Brown's touring band consists mainly of unknowns here: the playing is fine enough (Jeff Danford does a particularly respectable job of filling in for the late Vincent Crane on all the classic numbers), but the chief emphasis is on the show (either the whole thing or parts of it were supposedly filmed as well, and available on Youtube for all those who like seeing aging glam-art-rock stars doing crazy stuff on stage) and Arthur's persona — predictably enough. The setlist, as can be easily seen, is heavily tilted towards Crazy World, since, by 1993, if anybody vaguely remembered anything about Arthur Brown, it all had to be tied to the 1969 album, and the God of Hellfire obliged — coming up with solid recreations of ʽNightmareʼ, ʽFireʼ, ʽCome And Buyʼ, and, of course, ʽI Put A Spell On Youʼ.
But he does go further than that, and in a much less predictable fashion. Kingdom Come is paid tribute with ʽTime Captivesʼ (actually a medley here, with ʽSpirit Of Joyʼ thrown in the middle as well), and Arthur's early 1980s synthesizer experiments are honored with bits from ʽThe Fire Antʼ (incorporated inside ʽMandelaʼ), while ʽKing Of Englandʼ gets a more guitar-oriented rearrangement than it had on Speak No Tech (not necessarily becoming more interesting in the process). And then there is some new material, including the opening two-part suite ʽWhen You Open The Doorʼ, also written and performed much in the style of Kingdom Come. Was it a shelved outtake or something?

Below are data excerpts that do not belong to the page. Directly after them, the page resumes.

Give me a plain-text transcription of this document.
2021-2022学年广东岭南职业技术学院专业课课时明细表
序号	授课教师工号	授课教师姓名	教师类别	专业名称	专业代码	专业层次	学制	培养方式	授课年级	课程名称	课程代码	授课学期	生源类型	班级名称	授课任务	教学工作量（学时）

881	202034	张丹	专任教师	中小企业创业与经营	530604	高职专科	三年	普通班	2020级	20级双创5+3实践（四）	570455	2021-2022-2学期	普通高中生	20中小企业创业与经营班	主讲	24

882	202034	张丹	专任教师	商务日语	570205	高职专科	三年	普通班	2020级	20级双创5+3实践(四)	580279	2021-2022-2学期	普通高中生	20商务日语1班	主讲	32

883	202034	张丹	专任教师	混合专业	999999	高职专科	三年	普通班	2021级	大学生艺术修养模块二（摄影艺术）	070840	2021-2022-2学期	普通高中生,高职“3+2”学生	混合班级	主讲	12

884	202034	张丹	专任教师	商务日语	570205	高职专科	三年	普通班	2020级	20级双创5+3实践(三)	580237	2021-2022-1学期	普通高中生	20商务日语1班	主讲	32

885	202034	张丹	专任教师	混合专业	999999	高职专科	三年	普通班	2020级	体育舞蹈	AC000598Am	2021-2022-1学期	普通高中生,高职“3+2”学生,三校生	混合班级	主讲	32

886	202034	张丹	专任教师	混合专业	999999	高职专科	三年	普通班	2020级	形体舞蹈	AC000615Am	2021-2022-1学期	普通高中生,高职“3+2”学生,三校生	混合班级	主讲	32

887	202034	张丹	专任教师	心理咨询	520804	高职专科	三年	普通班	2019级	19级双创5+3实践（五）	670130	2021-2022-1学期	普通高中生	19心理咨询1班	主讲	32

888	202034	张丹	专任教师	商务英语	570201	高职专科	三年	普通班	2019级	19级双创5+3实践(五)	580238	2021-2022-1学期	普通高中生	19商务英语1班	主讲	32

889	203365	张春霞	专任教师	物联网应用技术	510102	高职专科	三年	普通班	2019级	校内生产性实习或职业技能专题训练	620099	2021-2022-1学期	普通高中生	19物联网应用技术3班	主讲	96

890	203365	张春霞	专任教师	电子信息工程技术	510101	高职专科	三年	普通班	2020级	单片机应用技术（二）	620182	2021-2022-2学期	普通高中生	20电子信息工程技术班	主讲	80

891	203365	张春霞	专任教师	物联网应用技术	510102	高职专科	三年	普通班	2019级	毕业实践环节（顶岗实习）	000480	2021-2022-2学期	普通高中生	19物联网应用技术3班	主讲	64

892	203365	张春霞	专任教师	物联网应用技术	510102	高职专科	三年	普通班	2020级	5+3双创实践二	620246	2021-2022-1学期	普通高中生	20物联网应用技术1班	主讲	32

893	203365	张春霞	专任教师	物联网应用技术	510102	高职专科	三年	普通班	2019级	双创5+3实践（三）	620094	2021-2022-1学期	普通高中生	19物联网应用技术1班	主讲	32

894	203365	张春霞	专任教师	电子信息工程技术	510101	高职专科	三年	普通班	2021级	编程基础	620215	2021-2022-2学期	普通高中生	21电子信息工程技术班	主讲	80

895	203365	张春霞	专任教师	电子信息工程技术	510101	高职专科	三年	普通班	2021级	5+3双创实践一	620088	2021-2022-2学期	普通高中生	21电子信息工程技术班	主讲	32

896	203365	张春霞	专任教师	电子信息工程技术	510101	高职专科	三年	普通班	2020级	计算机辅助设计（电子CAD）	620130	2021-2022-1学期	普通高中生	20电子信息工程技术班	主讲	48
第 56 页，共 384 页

Overall, the impression is positive. The worst possible impression from such things is that of a desperate old wreck, cashing in on fossilized bits and pieces of former success, out of time, out of mind, and very transparently out of money. But here, even without the video, it is clear that the man is nimble, agile, and still feeling quite cozy in his «Supernatural Shoes»: neither the voice nor the spirit have aged a bit (actually, Arthur has got quite an advantage here: like Ian Anderson, he was intentionally downplaying his youthfulness in his prime, looking and sounding about twenty years older than he actually was, and this paid off handsomely in the long run — he never had the Mick Jagger problem weighing on his shoulders).
The new numbers on their own may not give enough of an incentive to rush out and grab the album: ʽWhen You Open The Doorʼ is strictly for major fans of Kingdom Come; ʽJuices Of Loveʼ is an artsified R'n'B number that is neither too stupendous nor too memorable; and ʽPick It Upʼ is a somewhat formulaic blues-rock shuffle that is a bit too heavy on synthesizers for my taste. But they fit in well with the golden oldies, and the resulting mix is quite a faithful and sympathetic portrait of Arthur Brown at fifty-two. Too bad that Requiem is underrepresented, of course, but honoring the short memories and limited knowledge of Marquee Club audiences was an understandable priority, I guess, so thumbs up all the same.